I bite my lip, debating it. I know that if I walk away now, he’s going to find out anyway. He’s made that much clear.
So, I begrudgingly let out a sigh, tipping my chin up slightly.
“It’s Poppy.”
His brows lift, like he wasn’t actually expecting me to give in.
I cross my arms. “That’s all you’re getting.”
“Poppy,”he repeats, looking thoughtful as if he’s turning the name over in his head.
And hearing it in his annoyingly sexy French accent makesme irrationally irritated all over again.
Then, after a beat, he nods.
“Pavot,” he muses, the French word rolling off his tongue effortlessly.
I frown. “What?”
His lips twitch. “Coquelicot, then. That’s what we call them in the fields.”
“The fields?” I echo, momentarily thrown.
“The poppy fields,” he says, his voice smooth, lazy. “In the French countryside.

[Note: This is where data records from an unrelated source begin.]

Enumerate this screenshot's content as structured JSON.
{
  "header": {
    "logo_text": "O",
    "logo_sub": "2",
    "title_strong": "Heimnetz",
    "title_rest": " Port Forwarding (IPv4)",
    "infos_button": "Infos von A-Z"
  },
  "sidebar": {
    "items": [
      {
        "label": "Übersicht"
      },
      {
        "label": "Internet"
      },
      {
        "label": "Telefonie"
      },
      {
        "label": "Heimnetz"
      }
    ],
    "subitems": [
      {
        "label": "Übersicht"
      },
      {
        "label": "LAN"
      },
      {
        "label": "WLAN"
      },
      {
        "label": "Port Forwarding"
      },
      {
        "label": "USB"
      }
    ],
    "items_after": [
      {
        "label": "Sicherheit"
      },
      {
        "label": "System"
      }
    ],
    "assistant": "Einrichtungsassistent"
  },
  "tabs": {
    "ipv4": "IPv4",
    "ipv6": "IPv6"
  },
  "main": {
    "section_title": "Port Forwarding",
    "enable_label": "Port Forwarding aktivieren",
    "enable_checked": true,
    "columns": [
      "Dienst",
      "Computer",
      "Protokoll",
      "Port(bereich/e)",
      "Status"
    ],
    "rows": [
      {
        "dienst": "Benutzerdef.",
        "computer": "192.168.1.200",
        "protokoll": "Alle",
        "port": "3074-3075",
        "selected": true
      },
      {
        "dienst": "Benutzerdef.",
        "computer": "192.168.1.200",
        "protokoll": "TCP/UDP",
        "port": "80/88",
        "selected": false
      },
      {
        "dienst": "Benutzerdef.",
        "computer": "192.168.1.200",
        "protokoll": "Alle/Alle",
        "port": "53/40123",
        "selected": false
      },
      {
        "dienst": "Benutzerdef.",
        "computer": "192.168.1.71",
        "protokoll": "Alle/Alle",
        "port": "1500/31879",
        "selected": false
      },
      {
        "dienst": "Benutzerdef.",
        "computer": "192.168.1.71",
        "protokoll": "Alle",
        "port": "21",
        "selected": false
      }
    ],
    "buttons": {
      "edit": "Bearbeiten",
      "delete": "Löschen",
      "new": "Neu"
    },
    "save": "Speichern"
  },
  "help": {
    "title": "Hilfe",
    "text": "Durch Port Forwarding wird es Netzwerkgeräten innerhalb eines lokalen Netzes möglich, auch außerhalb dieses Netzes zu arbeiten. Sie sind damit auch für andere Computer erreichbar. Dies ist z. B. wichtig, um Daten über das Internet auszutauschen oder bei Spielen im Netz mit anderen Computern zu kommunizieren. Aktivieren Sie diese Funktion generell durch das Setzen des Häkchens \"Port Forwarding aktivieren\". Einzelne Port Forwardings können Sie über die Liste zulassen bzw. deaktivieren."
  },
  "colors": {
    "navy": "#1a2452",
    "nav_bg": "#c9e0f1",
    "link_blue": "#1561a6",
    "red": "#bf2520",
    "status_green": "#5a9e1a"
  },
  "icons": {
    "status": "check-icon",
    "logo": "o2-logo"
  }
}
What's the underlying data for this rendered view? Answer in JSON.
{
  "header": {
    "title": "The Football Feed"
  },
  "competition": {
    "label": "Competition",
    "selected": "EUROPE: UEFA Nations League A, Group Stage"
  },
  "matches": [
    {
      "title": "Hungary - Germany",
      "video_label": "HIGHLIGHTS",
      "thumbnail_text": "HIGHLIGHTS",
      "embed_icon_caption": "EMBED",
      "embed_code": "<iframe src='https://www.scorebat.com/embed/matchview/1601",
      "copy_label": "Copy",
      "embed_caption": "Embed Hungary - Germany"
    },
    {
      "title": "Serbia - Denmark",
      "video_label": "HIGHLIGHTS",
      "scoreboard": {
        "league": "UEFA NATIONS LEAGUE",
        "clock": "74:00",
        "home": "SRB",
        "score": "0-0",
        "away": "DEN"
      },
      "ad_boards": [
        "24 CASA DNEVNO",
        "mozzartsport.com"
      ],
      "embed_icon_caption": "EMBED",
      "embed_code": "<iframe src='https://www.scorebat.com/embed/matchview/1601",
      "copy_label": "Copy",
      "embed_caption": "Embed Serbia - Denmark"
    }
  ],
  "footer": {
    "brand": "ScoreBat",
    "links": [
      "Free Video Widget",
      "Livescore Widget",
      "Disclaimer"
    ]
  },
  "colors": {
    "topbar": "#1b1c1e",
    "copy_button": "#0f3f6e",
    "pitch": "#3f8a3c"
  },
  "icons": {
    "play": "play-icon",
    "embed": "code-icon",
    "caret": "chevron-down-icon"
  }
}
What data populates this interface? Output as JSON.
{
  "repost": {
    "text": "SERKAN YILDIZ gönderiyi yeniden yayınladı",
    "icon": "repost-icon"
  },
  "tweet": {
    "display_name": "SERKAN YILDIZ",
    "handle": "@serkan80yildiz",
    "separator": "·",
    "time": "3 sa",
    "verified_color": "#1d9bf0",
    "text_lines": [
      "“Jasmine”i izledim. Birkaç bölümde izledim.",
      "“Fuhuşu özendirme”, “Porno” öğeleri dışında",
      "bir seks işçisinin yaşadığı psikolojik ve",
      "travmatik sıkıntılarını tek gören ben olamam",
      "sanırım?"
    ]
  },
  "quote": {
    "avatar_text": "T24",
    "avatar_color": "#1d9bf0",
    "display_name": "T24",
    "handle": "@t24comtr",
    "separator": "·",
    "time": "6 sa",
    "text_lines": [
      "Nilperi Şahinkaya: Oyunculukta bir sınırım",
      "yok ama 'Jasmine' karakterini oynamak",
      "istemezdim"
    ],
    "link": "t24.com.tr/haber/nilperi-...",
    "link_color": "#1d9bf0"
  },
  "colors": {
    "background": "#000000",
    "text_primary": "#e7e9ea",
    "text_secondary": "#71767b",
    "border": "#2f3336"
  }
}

They stretch for miles, all red and wild and untamed.”
He tilts his head slightly, watching me.
“A fitting name, don’t you think?”
I stare at him, annoyingly unsure whether or not that was meant to be an insult.
“You sound like you’re trying to be poetic,” I say as I narrow my eyes.
“Maybe I am.”
I let out a sharp, humorless laugh.
“That’s unfortunate for you.”
His brows lift slightly, amused. “Oh?”
“Yeah,” I smirk. “Turns out I’m not into tortured poets.”
The second the words leave my mouth, something flickers across his face, and for the first time tonight, he looks genuinely intrigued.
I don’t wait for him to recover, though. Instead, I turn on my heel and march away, without another word.
But not before I hear him chuckle behind me -
And I swear that I feel his gaze lingering on me long after I’ve disappeared into the crowd.
Chapter Nineteen
Frederic
Poppy.
Her name lingers in my head. It refuses to leave, refuses to be anything less than a whisper in my mind, teasing and infuriating me all at once.